Juliana Braga de Mattos
Visual Arts Assistant of the Department of Cultural Action Management — SESC São Paulo
The experience of serving on an artistic jury, for any sort of art, can be doubly revealing: while on the one hand it creates an index for the artistic production at a determined place and time, it also winds up enunciating the jury members’ convictions and ideals, which are not always followed to the letter by the artists.
Taking the Bienal Naïfs do Brasil, held by SESC São Paulo for more than 22 years, as a basis for considering these questions allows for some thoughts about the current so-called naive or ingenuous art scene in Brazil. An initial reflection reveals a certain dissonance between the original term and its connotation nowadays; created in what to us seems like the faraway 19th century to define, from the European point of view, a countless number of productions by artists lacking classical and academic training — in short, from a popular origin — the expression “naive art” came to be associated with a universe of creation in which a certain feigned style was overlaid to what was previously a poetic expression.
In this sense, one cannot intend to frame the term as a purist reflection of production that escapes from the tentacles of mass communication or the codes of the art market — well-known collateral effects of our globalized world.
But the challenge, precisely because we know the power of our artistic traditions linked to popular roots, is this: while acting on a commission formed for this specific task, how can we escape from the desire to encounter a genuine freshness that represents the essence of a certain ambivalent practice, that lies outside any stereotype while also not representing a mere mimicry of false values of Brazilian culture? And, on the other hand, how can we get away from the preconceived idea that the “ingenuous” artist necessarily lives in isolation from the codes of this contemporary world — as though his/her work were not a legitimate expression of it?

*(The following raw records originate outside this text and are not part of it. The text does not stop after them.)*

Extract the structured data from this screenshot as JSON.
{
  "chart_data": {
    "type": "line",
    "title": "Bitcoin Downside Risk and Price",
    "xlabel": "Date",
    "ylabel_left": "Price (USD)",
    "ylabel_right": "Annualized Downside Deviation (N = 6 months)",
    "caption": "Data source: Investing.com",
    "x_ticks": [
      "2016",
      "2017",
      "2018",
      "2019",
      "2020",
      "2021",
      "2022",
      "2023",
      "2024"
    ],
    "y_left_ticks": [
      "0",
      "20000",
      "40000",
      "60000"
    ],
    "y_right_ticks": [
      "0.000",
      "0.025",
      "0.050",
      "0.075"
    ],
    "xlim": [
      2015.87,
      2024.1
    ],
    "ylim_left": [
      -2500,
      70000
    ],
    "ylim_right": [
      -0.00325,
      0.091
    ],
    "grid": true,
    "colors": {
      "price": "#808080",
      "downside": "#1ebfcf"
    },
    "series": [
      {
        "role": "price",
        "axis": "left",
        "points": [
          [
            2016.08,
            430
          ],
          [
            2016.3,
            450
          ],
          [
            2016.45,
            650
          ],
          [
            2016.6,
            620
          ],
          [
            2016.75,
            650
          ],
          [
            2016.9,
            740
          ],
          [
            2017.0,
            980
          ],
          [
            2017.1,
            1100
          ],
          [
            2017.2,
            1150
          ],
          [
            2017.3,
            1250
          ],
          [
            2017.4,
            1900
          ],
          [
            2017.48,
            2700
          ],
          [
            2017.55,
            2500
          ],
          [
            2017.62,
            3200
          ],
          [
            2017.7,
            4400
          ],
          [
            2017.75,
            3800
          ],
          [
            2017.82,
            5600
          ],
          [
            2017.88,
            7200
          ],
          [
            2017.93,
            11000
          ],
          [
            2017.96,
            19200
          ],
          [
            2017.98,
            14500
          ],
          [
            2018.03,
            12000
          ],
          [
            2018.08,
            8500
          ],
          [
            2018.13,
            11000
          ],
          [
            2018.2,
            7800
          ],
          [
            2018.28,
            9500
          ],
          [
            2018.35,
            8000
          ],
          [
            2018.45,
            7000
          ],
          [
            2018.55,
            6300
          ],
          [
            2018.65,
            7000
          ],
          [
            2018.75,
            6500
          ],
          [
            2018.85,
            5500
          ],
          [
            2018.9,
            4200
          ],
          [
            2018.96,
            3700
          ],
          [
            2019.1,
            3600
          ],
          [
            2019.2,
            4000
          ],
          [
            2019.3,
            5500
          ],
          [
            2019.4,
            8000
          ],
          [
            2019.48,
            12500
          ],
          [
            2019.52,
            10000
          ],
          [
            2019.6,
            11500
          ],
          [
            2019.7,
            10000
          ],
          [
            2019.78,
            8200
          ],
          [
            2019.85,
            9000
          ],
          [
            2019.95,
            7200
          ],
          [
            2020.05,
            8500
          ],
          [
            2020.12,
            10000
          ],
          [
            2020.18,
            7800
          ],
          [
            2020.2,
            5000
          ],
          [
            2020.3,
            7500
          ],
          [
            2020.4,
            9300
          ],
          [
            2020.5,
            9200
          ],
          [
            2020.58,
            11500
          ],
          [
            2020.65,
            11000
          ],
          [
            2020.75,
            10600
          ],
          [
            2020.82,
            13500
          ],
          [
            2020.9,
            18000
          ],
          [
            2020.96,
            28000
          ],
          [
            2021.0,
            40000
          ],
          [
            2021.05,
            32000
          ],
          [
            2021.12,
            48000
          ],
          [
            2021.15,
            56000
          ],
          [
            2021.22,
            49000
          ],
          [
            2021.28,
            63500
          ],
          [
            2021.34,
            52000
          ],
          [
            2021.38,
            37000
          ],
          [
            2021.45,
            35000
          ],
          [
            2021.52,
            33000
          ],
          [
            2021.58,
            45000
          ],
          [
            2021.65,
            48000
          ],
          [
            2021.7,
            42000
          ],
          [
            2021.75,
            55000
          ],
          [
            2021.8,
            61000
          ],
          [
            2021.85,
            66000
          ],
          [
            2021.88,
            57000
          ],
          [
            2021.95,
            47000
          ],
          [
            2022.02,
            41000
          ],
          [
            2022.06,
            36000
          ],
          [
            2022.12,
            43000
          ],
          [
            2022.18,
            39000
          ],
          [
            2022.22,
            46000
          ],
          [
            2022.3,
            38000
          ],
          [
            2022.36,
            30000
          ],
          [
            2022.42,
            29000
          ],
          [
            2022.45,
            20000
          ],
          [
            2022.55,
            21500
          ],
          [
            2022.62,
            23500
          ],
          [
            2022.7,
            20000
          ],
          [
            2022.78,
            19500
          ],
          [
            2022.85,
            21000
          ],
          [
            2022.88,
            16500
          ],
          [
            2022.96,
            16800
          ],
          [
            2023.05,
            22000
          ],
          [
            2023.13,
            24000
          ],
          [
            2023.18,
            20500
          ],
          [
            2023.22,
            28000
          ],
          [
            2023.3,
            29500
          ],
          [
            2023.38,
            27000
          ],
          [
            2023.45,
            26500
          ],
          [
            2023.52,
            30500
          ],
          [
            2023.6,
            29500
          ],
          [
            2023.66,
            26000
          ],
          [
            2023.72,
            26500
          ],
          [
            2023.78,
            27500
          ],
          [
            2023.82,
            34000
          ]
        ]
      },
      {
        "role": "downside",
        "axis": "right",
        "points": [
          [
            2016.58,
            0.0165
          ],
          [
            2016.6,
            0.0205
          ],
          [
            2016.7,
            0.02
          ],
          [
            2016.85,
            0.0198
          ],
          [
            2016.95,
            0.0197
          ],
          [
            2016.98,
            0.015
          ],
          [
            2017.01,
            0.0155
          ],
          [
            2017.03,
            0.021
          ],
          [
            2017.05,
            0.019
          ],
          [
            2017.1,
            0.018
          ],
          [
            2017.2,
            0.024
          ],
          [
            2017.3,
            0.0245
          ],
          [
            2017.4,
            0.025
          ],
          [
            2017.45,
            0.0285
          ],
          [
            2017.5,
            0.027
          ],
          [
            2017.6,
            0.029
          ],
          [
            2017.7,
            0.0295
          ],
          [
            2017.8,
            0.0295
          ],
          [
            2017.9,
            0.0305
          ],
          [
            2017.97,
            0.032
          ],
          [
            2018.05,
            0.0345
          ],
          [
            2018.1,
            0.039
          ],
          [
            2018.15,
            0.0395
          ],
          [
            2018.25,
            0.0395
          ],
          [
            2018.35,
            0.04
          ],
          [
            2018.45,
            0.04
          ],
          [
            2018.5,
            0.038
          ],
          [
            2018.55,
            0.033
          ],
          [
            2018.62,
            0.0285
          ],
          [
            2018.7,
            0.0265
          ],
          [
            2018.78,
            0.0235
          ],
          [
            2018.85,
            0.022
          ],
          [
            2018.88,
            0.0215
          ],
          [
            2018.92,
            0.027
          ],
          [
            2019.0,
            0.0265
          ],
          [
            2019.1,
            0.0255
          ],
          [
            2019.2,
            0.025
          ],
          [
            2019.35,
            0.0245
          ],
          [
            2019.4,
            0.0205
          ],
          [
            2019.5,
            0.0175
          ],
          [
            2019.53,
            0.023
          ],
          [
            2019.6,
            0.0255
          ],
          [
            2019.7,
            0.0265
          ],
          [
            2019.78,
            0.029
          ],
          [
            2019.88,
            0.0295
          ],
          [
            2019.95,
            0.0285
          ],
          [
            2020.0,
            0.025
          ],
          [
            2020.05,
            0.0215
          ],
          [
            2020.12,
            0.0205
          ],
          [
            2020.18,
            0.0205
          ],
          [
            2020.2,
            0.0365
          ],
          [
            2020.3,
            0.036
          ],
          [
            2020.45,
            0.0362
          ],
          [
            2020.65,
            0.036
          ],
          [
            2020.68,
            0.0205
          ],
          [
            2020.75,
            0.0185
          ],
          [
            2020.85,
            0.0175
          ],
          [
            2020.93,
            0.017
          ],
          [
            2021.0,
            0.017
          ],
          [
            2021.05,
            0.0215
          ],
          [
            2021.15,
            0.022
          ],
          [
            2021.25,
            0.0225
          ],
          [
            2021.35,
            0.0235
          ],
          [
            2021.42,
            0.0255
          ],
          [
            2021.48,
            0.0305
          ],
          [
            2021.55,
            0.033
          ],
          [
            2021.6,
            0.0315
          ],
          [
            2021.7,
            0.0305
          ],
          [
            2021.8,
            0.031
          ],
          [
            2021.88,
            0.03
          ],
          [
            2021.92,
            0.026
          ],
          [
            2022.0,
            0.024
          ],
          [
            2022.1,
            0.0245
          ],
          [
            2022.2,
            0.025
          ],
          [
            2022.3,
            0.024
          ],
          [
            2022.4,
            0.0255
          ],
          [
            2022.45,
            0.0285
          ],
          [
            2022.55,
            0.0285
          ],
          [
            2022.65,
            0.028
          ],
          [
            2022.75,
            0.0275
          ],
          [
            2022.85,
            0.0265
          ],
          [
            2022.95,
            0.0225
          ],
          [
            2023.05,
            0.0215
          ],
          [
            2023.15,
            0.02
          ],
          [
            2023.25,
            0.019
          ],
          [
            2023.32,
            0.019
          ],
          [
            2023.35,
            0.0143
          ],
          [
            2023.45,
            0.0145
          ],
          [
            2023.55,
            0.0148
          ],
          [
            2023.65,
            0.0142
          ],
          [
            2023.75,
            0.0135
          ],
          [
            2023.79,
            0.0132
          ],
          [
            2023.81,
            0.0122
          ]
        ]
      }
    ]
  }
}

These seem to have been two important questions that drove the reflections and choices of the present commission. From among the many artworks entered, we were able to select an interesting portrait of Brazil which, in the last decades, has gone through significant changes of a political and economic order, in certain ways captured by the artistic representations observed. These changes did not necessarily favor the exercise of art — yet they have certainly revealed subtexts still present in the national mindset in regard to the universe of naive art, in which there persists an old idea of ingenuousness, dreamed of for more than a century.
The enlargement of understandings about ingenuous, popular and contemporary art — and, moreover, the approximation among their fields of creation — has entailed a ceaseless search by the Bienal Naïfs do Brasil at each edition, in tune with SESC’s commitment toward encouraging Brazilian artistic production and debate. In 2012, this path assumed clearer outlines. Our desire is for the public to find inspiration in the simple and the colorful, the mundane and the oneiric, because this is how the naive art was revealed to us, the members of the selection commission, throughout a delightful time of research and debates.